Cylinder de-carbonizing

-

cudamark

Well-Known Member
Joined
Mar 14, 2009
Messages
12,386
Reaction score
3,920
Location
San Diego
Has anyone used a good de-carbonizer product that they like and can recommend? I've always just run an engine at 2500 RPM and run a bottle of water slowly through the intake. Are the de-carbonizers better at removing the carbon, or, just a sales gimmick?
 
Way back I use to use aft, same thing just pour a bit down the carb with engine running, keep the rpms up and pour a but more, just used the cap from the bottle, smoked out my auto shop in high school, it was on a 360.
 
Seafoam

Works good on engines where carbon is building up around the piston rings.

#1 Process:
Add a pint of seafoam to your existing engine oil. Take the car out for a 30 minute run and warm it up. Then park the car for a week and let the seafoam work.

Fire up and warm up again, then change out oil and filter to your regular oil. Drain oil will be black from carbon.

#2 Process:

Pull spark plugs and put 1 ounce of seafoam in each cylinder. Let it sit for 2 weeks. Can have the oil drained with the drain plug out.

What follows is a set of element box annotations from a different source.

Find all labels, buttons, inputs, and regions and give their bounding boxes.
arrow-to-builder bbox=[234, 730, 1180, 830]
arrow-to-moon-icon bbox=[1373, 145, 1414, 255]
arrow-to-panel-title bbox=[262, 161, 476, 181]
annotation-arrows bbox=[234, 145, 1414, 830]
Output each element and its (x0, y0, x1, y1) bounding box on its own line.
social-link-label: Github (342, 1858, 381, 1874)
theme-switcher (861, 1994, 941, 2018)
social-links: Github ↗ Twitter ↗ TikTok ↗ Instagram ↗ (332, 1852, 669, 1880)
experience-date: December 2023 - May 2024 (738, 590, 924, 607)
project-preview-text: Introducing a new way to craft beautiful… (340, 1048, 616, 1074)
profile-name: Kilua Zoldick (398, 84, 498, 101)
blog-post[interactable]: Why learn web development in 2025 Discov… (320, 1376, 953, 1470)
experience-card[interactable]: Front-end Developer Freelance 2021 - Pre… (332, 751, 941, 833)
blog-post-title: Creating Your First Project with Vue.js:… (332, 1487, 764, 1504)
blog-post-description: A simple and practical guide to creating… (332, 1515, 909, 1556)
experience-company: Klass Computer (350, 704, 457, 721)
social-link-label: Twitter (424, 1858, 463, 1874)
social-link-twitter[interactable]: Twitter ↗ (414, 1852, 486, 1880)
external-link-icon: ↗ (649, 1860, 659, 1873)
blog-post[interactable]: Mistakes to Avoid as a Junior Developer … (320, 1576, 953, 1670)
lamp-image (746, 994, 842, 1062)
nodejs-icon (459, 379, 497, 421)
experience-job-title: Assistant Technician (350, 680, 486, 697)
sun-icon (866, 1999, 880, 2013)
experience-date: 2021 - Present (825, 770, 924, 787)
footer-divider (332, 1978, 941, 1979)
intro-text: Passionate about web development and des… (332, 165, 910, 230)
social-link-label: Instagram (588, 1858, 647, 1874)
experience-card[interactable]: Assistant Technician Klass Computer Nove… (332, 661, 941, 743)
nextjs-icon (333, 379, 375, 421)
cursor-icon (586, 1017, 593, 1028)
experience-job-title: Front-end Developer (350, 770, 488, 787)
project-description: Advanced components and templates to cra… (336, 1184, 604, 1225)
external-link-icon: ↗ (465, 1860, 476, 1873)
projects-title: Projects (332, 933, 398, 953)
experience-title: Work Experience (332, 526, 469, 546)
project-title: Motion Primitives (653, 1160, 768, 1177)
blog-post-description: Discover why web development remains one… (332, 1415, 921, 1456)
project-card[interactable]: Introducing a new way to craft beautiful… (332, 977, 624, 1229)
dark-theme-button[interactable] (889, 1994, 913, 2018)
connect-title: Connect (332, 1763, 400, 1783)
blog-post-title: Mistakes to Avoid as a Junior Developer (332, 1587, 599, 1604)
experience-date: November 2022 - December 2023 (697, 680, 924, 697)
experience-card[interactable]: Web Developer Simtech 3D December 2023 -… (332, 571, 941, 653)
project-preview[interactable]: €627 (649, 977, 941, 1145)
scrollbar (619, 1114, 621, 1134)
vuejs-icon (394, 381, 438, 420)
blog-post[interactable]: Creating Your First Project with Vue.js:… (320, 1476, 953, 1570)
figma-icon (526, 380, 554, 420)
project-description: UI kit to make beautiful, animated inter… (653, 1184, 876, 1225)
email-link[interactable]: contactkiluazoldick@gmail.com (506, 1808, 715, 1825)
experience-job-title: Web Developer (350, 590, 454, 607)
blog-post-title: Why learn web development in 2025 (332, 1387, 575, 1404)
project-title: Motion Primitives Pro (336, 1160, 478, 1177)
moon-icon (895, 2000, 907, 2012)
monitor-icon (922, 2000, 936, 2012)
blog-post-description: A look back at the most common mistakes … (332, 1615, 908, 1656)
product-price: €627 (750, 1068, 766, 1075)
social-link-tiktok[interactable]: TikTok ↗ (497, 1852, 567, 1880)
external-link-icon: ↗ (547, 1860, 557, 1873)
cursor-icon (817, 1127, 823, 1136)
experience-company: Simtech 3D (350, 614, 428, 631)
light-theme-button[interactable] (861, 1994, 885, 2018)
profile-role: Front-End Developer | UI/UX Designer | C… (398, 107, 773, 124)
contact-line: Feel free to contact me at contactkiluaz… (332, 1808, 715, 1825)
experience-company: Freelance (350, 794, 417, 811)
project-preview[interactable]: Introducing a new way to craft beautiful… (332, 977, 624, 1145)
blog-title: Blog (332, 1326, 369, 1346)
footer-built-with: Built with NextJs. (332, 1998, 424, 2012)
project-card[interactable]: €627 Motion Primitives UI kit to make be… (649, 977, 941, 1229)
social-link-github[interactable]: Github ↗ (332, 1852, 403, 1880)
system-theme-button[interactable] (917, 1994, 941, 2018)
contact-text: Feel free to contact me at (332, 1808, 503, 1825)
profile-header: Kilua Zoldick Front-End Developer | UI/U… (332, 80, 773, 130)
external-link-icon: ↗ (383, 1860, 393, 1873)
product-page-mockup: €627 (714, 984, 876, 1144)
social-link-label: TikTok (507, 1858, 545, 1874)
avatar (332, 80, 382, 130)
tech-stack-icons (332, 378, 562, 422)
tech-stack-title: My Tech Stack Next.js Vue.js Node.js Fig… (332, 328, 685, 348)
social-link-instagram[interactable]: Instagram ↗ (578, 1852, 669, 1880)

Use a catch pan to catch the black carbon that is dripping down the cylinder walls and out the oil pan drain plug.

What is coming out will look like black paint.

Fresh oil and filter, take the car out and warm it up again.

Good to Go.

Helps to free up carboned up piston rings. Better compression and less oil consumption.

☆☆☆☆☆
 
I'm not concerned about sticky rings or oil consumption. Just trying to reduce compression ratio a bit to reduce compression chamber temp to hopefully help pass smog test. Having to have the vehicle sit for days/weeks isn't an option.
 
Seafoam works well as does Marvel's Mystery oil, Dexron ATF and water shouldn't be overlooked.
 
Run Race fuel for the smog test with methanol or nitro methane mixed if needed. Shuts the engine light off on my explorer every year. Run the car empty and put a gallon or two in. After smog test fill it with regular
 
I've always wondered about the effect of using different fuels vs what readings you would get on the sniffer. I know CNG burns real clean, but, what about some 100 octane race fuel, or, premium vs regular? I would think if you had a lower burning temp fuel, it would help on the Nox reading. Has anyone actually ran a test doing different fuels with the same engine?